Guarda, Covilhã e Penhas da Saúde
Este interior é místico, o meu Portugal mais saboroso e de vista graciosa. As grandes cidade estão desejosas por crescer mais e são já tão velhas.
Da viagem até lá surgem as paisagens mais simpáticas. Um verde vasto, igrejas e capelas altas a cada povoado. São estas as pontes naturais que caem na graça de quem sou. São estas palavras e fotografias que me alimentam de esperança pelo Portugal que não posso esquecer.
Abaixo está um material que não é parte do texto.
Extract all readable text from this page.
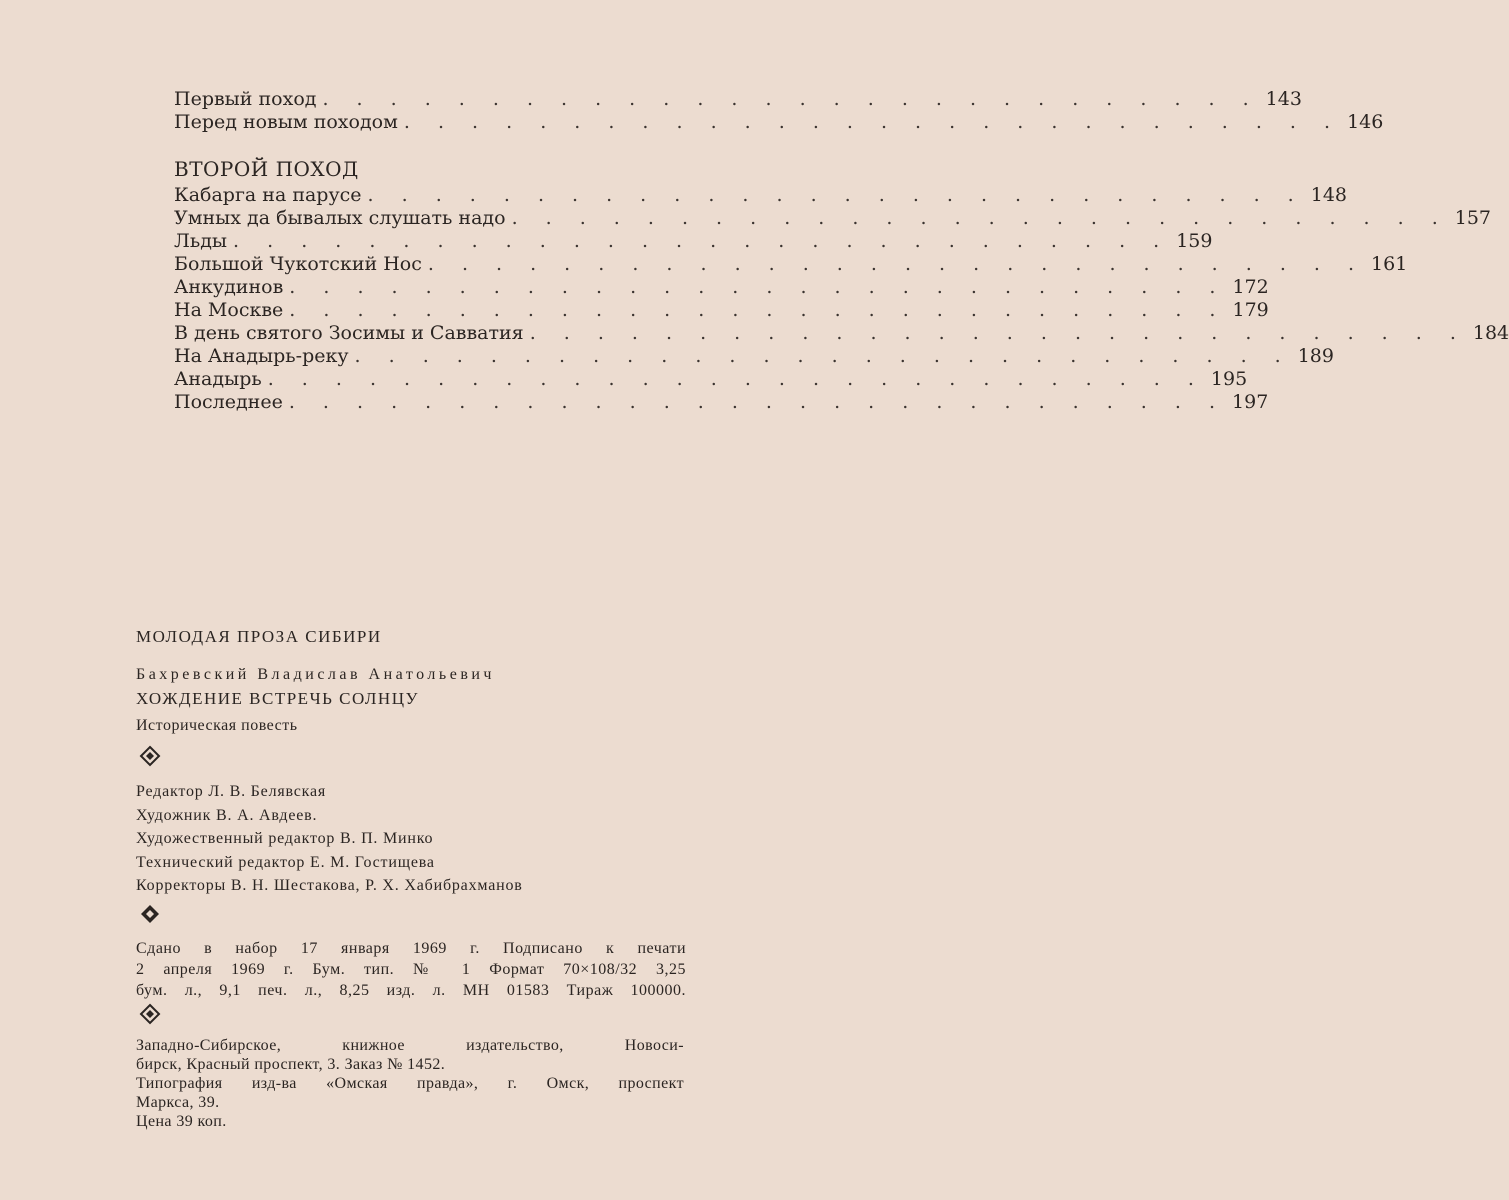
Первый поход . . . . . . . . . . . . . . . . . . . . . . . . . . . . 143
Перед новым походом . . . . . . . . . . . . . . . . . . . . . . . . . . . . 146
ВТОРОЙ ПОХОД
Кабарга на парусе . . . . . . . . . . . . . . . . . . . . . . . . . . . . 148
Умных да бывалых слушать надо . . . . . . . . . . . . . . . . . . . . . . . . . . . . 157
Льды . . . . . . . . . . . . . . . . . . . . . . . . . . . . 159
Большой Чукотский Нос . . . . . . . . . . . . . . . . . . . . . . . . . . . . 161
Анкудинов . . . . . . . . . . . . . . . . . . . . . . . . . . . . 172
На Москве . . . . . . . . . . . . . . . . . . . . . . . . . . . . 179
В день святого Зосимы и Савватия . . . . . . . . . . . . . . . . . . . . . . . . . . . . 184
На Анадырь-реку . . . . . . . . . . . . . . . . . . . . . . . . . . . . 189
Анадырь . . . . . . . . . . . . . . . . . . . . . . . . . . . . 195
Последнее . . . . . . . . . . . . . . . . . . . . . . . . . . . . 197
МОЛОДАЯ ПРОЗА СИБИРИ
Бахревский Владислав Анатольевич
ХОЖДЕНИЕ ВСТРЕЧЬ СОЛНЦУ
Историческая повесть
Редактор Л. В. Белявская
Художник В. А. Авдеев.
Художественный редактор В. П. Минко
Технический редактор Е. М. Гостищева
Корректоры В. Н. Шестакова, Р. Х. Хабибрахманов
Сдано в набор 17 января 1969 г. Подписано к печати
2 апреля 1969 г. Бум. тип. № 1 Формат 70×108/32 3,25
бум. л., 9,1 печ. л., 8,25 изд. л. МН 01583 Тираж 100000.
Западно-Сибирское, книжное издательство, Новоси-
бирск, Красный проспект, 3. Заказ № 1452.
Типография изд-ва «Омская правда», г. Омск, проспект
Маркса, 39.
Цена 39 коп.
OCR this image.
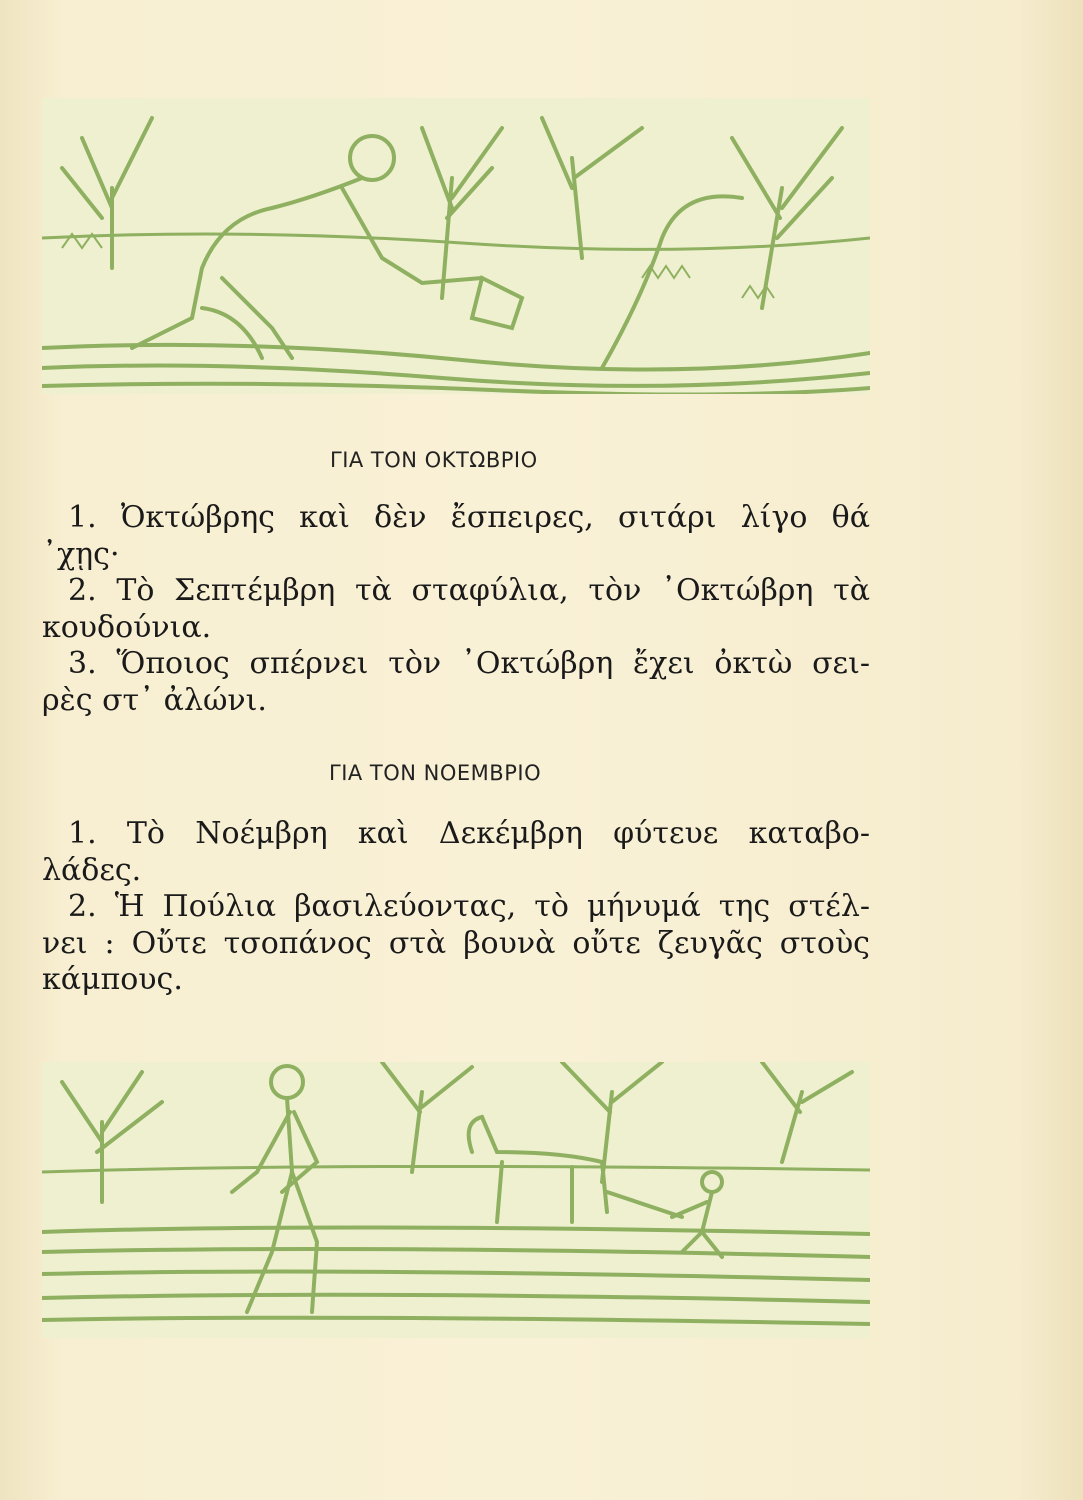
ΓΙΑ ΤΟΝ ΟΚΤΩΒΡΙΟ
1. Ὀκτώβρης καὶ δὲν ἔσπειρες, σιτάρι λίγο θά
᾽χῃς·
2. Τὸ Σεπτέμβρη τὰ σταφύλια, τὸν ᾽Οκτώβρη τὰ
κουδούνια.
3. Ὅποιος σπέρνει τὸν ᾽Οκτώβρη ἔχει ὀκτὼ σει-
ρὲς στ᾽ ἀλώνι.
ΓΙΑ ΤΟΝ ΝΟΕΜΒΡΙΟ
1. Τὸ Νοέμβρη καὶ Δεκέμβρη φύτευε καταβο-
λάδες.
2. Ἡ Πούλια βασιλεύοντας, τὸ μήνυμά της στέλ-
νει : Οὔτε τσοπάνος στὰ βουνὰ οὔτε ζευγᾶς στοὺς
κάμπους.
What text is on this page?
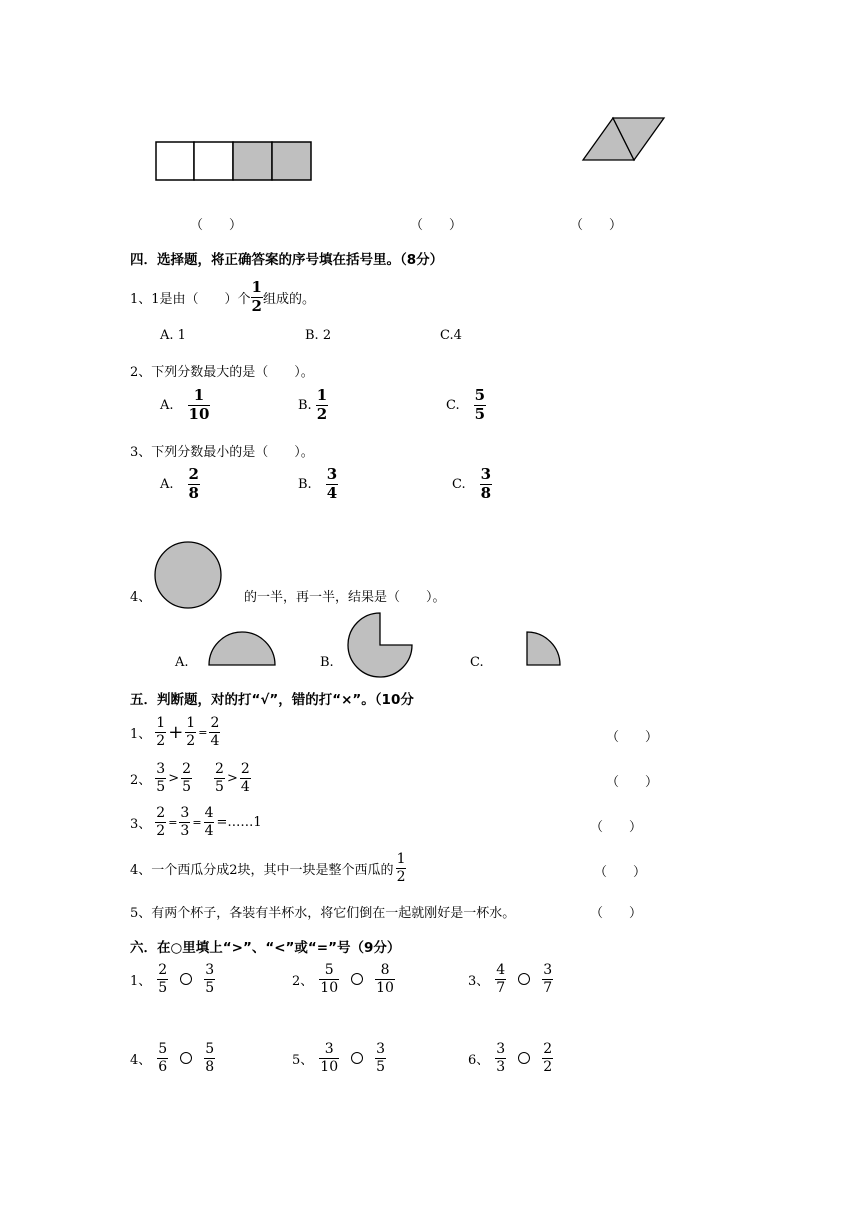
（　　）	（　　）	（　　）
四．选择题，将正确答案的序号填在括号里。（8分）
1、1是由（　　）个 $\frac{1}{2}$ 组成的。
A. 1	B. 2	C.4
2、下列分数最大的是（　　）。
A. $\frac{1}{10}$	B. $\frac{1}{2}$	C. $\frac{5}{5}$
3、下列分数最小的是（　　）。
A. $\frac{2}{8}$	B. $\frac{3}{4}$	C. $\frac{3}{8}$
4、	的一半，再一半，结果是（　　）。
A.	B.	C.
五．判断题，对的打“√”，错的打“×”。（10分
1、 $\frac{1}{2} + \frac{1}{2} = \frac{2}{4}$	（　　）
2、 $\frac{3}{5} > \frac{2}{5} \frac{2}{5} > \frac{2}{4}$	（　　）
3、 $\frac{2}{2} = \frac{3}{3} = \frac{4}{4}$ =……1	（　　）
4、 一个西瓜分成2块，其中一块是整个西瓜的 $\frac{1}{2}$	（　　）
5、有两个杯子，各装有半杯水，将它们倒在一起就刚好是一杯水。	（　　）
六．在○里填上“>”、“<”或“=”号（9分）
1、 $\frac{2}{5}$	$\frac{3}{5}$	2、 $\frac{5}{10}$	$\frac{8}{10}$	3、 $\frac{4}{7}$	$\frac{3}{7}$
4、 $\frac{5}{6}$	$\frac{5}{8}$	5、 $\frac{3}{10}$	$\frac{3}{5}$	6、 $\frac{3}{3}$	$\frac{2}{2}$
Guarda encerra os tantos caminhos antigos. A sua Sé gótica só por fora me encantou. Estava fechada nas portas e no terreno por casas com histórias por contar (ou por saber) e uma praça aberta que de tal contraste me provocou dores. E foi nessa praça que o café se deitou sobre o cigarro. E foi nessa praça que vi, da esplanada, a Sé como vizinha e me recordei do tempo que passava a escrever.
Na Covilhã as gentes e a geografia e a UBI e a força do Sol e a altitude que vive em precipício. De um cidade em tempo tão industrializada restam agora essas paredes a revestir a universidade dos argumentos práticos. As ruas e rotas desta pequena cidade não me fizeram ir longe mas antes pude voar pelos degraus que a escalavam e surgiu a graça da cidade miniatura, das gentes pequenas.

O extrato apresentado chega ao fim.